Für die Anordnung der Überstellungshaft nach Art. 28 Abs. 2 Dublin-III-VO kommt es grundsätzlich nicht darauf an, ob die Pflicht des Zielstaates zur Aufnahme nach Art. 22 Dublin-III-VO oder zur Wiederaufnahme nach Art. 25 Dublin-III-VO wirksam entstanden ist und bei Ablauf der beantragten Haftdauer noch fortbesteht oder nach Art. 29 Abs. 2 Dublin-III-VO wieder entfallen ist. Vom Haftrichter sind Bedenken gegen das von der Ausländerbehörde gewählte Verfahren erst dann zu berücksichtigen, wenn ihm bekannt wird, dass der Betroffene deswegen um Rechtsschutz durch die Verwaltungsgerichte nachgesucht hat und sich daraus ein der Überstellung entgegenstehendes Hindernis ergeben kann"
(Amtliche Leitsätze)
[...]
II. Das zulässige Rechtsmittel hat in der Sache keinen Erfolg. [...]
2. Zu Recht geht das Beschwerdegericht von einem zulässigen Haftantrag aus.
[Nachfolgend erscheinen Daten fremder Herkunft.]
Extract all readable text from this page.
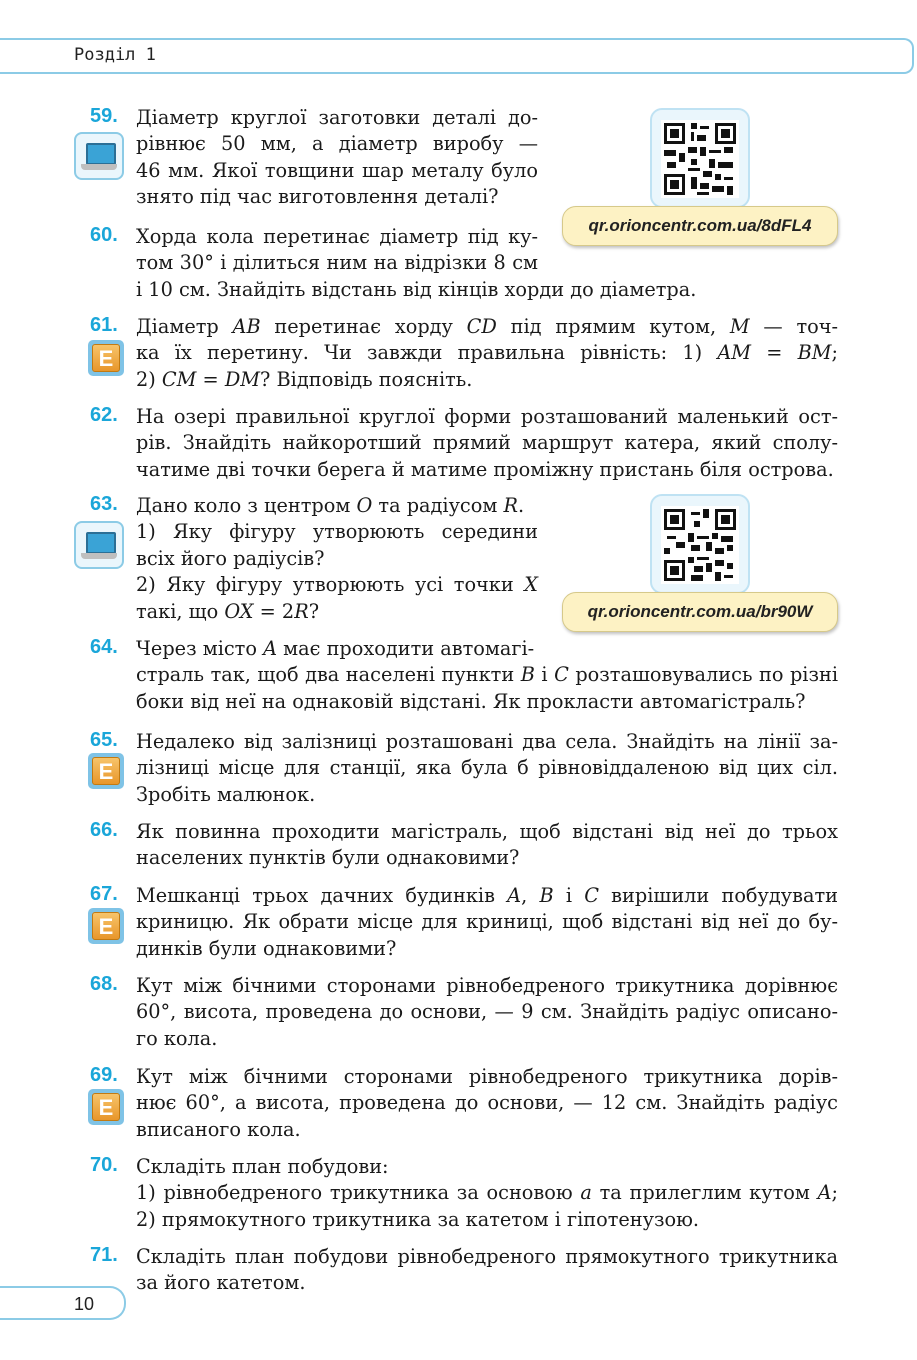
Розділ 1
59. Діаметр круглої заготовки деталі до-
рівнює 50 мм, а діаметр виробу —
46 мм. Якої товщини шар металу було
знято під час виготовлення деталі?
60. Хорда кола перетинає діаметр під ку-
том 30° і ділиться ним на відрізки 8 см
і 10 см. Знайдіть відстань від кінців хорди до діаметра.
61. Діаметр AB перетинає хорду CD під прямим кутом, M — точ-
ка їх перетину. Чи завжди правильна рівність: 1) AM = BM;
2) CM = DM? Відповідь поясніть.
62. На озері правильної круглої форми розташований маленький ост-
рів. Знайдіть найкоротший прямий маршрут катера, який сполу-
чатиме дві точки берега й матиме проміжну пристань біля острова.
63. Дано коло з центром O та радіусом R.
1) Яку фігуру утворюють середини
всіх його радіусів?
2) Яку фігуру утворюють усі точки X
такі, що OX = 2R?
64. Через місто A має проходити автомагі-
страль так, щоб два населені пункти B і C розташовувались по різні
боки від неї на однаковій відстані. Як прокласти автомагістраль?
65. Недалеко від залізниці розташовані два села. Знайдіть на лінії за-
лізниці місце для станції, яка була б рівновіддаленою від цих сіл.
Зробіть малюнок.
66. Як повинна проходити магістраль, щоб відстані від неї до трьох
населених пунктів були однаковими?
67. Мешканці трьох дачних будинків A, B і C вирішили побудувати
криницю. Як обрати місце для криниці, щоб відстані від неї до бу-
динків були однаковими?
68. Кут між бічними сторонами рівнобедреного трикутника дорівнює
60°, висота, проведена до основи, — 9 см. Знайдіть радіус описано-
го кола.
69. Кут між бічними сторонами рівнобедреного трикутника дорів-
нює 60°, а висота, проведена до основи, — 12 см. Знайдіть радіус
вписаного кола.
70. Складіть план побудови:
1) рівнобедреного трикутника за основою a та прилеглим кутом A;
2) прямокутного трикутника за катетом і гіпотенузою.
71. Складіть план побудови рівнобедреного прямокутного трикутника
за його катетом.
E
E
E
E
qr.orioncentr.com.ua/8dFL4
qr.orioncentr.com.ua/br90W
10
a) Das Vorliegen eines zulässigen Haftantrags ist eine in jeder Lage des Verfahrens von Amts wegen zu prüfende Verfahrensvoraussetzung. Zulässig ist der Haftantrag der beteiligten Behörde nur, wenn er den gesetzlichen Anforderungen an die Begründung entspricht. Erforderlich sind Darlegungen zu der zweifelsfreien Ausreisepflicht, zu den Abschiebungs- oder Überstellungsvoraussetzungen, zu der Erforderlichkeit der Haft, zu der Durchführbarkeit der Abschiebung oder Überstellung und zu der notwendigen Haftdauer (§ 417 Abs. 2 Satz 2 Nr. 3 bis 5 FamFG). Zwar dürfen die Ausführungen zur Begründung des Haftantrags knapp gehalten sein, sie müssen aber die für die richterliche Prüfung des Falls wesentlichen Punkte ansprechen. Fehlt es daran, darf die beantragte Sicherungshaft nicht angeordnet werden (st. Rspr., vgl. nur BGH, Beschluss vom 21. August 2019 V ZB 97/17, juris Rn. 5 mwN).
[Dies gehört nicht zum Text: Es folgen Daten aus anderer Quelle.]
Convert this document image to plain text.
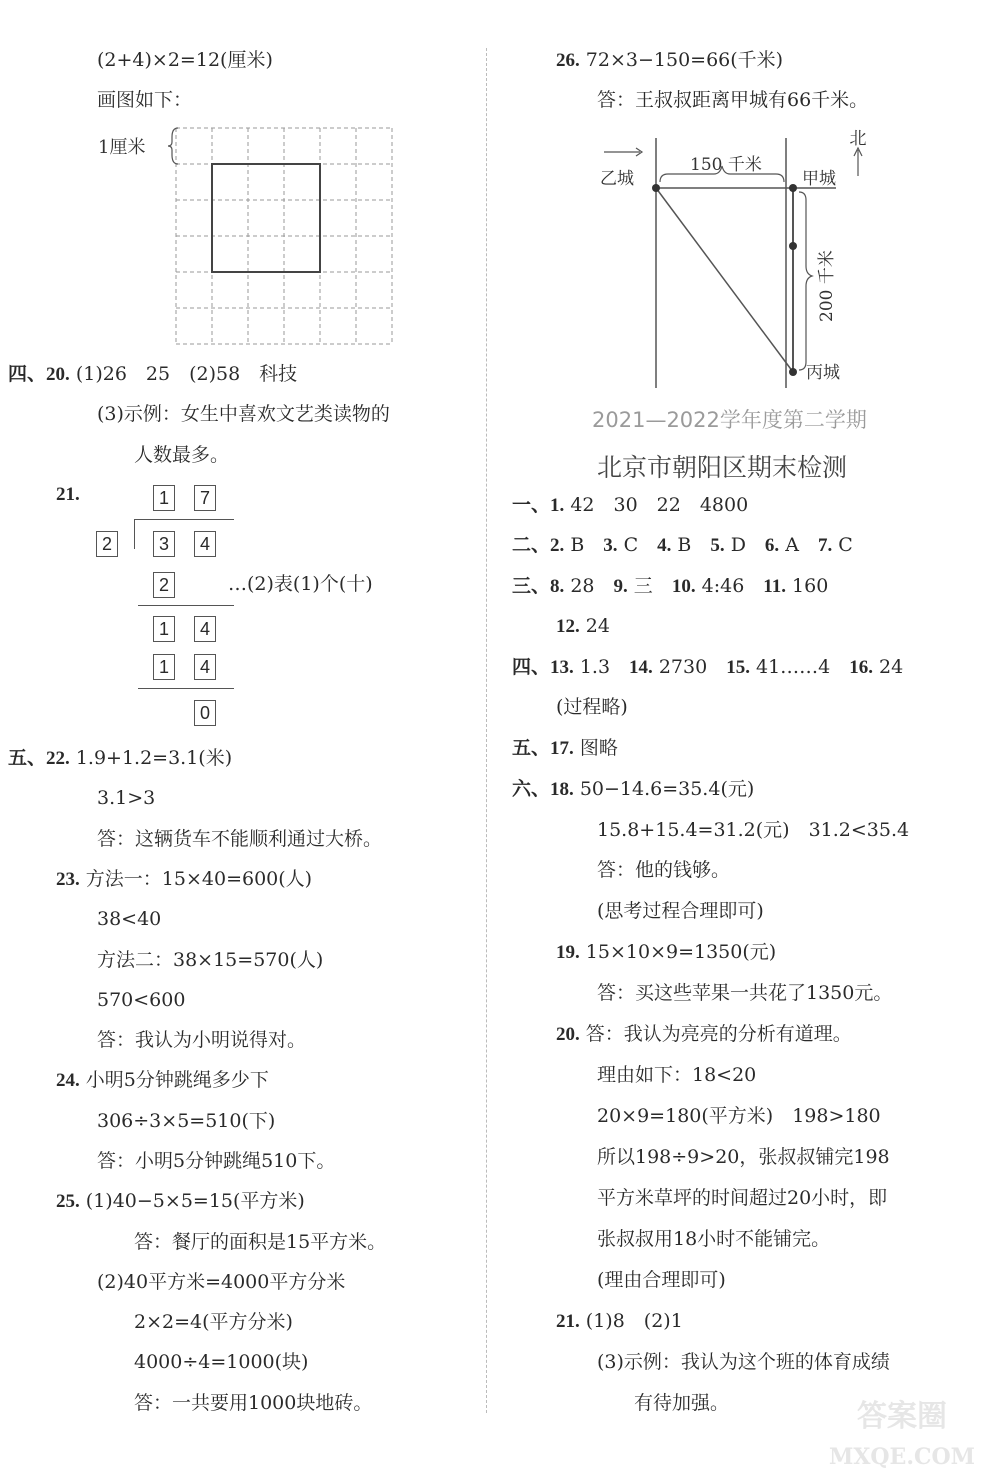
(2+4)×2=12(厘米)
画图如下：
1厘米
四、20. (1)26　25　(2)58　科技
(3)示例：女生中喜欢文艺类读物的
人数最多。
21.	1	7
2	3	4
2	…(2)表(1)个(十)
1	4
1	4
0
五、22. 1.9+1.2=3.1(米)
3.1>3
答：这辆货车不能顺利通过大桥。
23. 方法一：15×40=600(人)
38<40
方法二：38×15=570(人)
570<600
答：我认为小明说得对。
24. 小明5分钟跳绳多少下
306÷3×5=510(下)
答：小明5分钟跳绳510下。
25. (1)40−5×5=15(平方米)
答：餐厅的面积是15平方米。
(2)40平方米=4000平方分米
2×2=4(平方分米)
4000÷4=1000(块)
答：一共要用1000块地砖。
26. 72×3−150=66(千米)
答：王叔叔距离甲城有66千米。
150 千米
乙城	甲城
丙城
200 千米
北
2021—2022学年度第二学期
北京市朝阳区期末检测
一、1. 42　30　22　4800
二、2. B  3. C  4. B  5. D  6. A  7. C
三、8. 28  9. 三  10. 4:46  11. 160
12. 24
四、13. 1.3  14. 2730  15. 41……4  16. 24
(过程略)
五、17. 图略
六、18. 50−14.6=35.4(元)
15.8+15.4=31.2(元)　31.2<35.4
答：他的钱够。
(思考过程合理即可)
19. 15×10×9=1350(元)
答：买这些苹果一共花了1350元。
20. 答：我认为亮亮的分析有道理。
理由如下：18<20
20×9=180(平方米)　198>180
所以198÷9>20，张叔叔铺完198
平方米草坪的时间超过20小时，即
张叔叔用18小时不能铺完。
(理由合理即可)
21. (1)8　(2)1
(3)示例：我认为这个班的体育成绩
有待加强。	答案圈
MXQE.COM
b) Diesen Anforderungen wird der Antrag der beteiligten Behörde gerecht. Insbesondere enthält er hinreichende Ausführungen zur notwendigen Haftdauer. Unter Berufung auf Erfahrungswerte der beteiligten Behörde wird im Einzelnen dargelegt, dass die Überstellung bei den italienischen Behörden an-gemeldet, ein Flug gebucht und bei der Polizei ein Schubauftrag erteilt werden müsse, um den Betroffenen von der Gewahrsamseinrichtung zum Flughafen zu verbringen, was eine Dauer der Haft bis zum 31. Oktober 2018 erforderlich mache.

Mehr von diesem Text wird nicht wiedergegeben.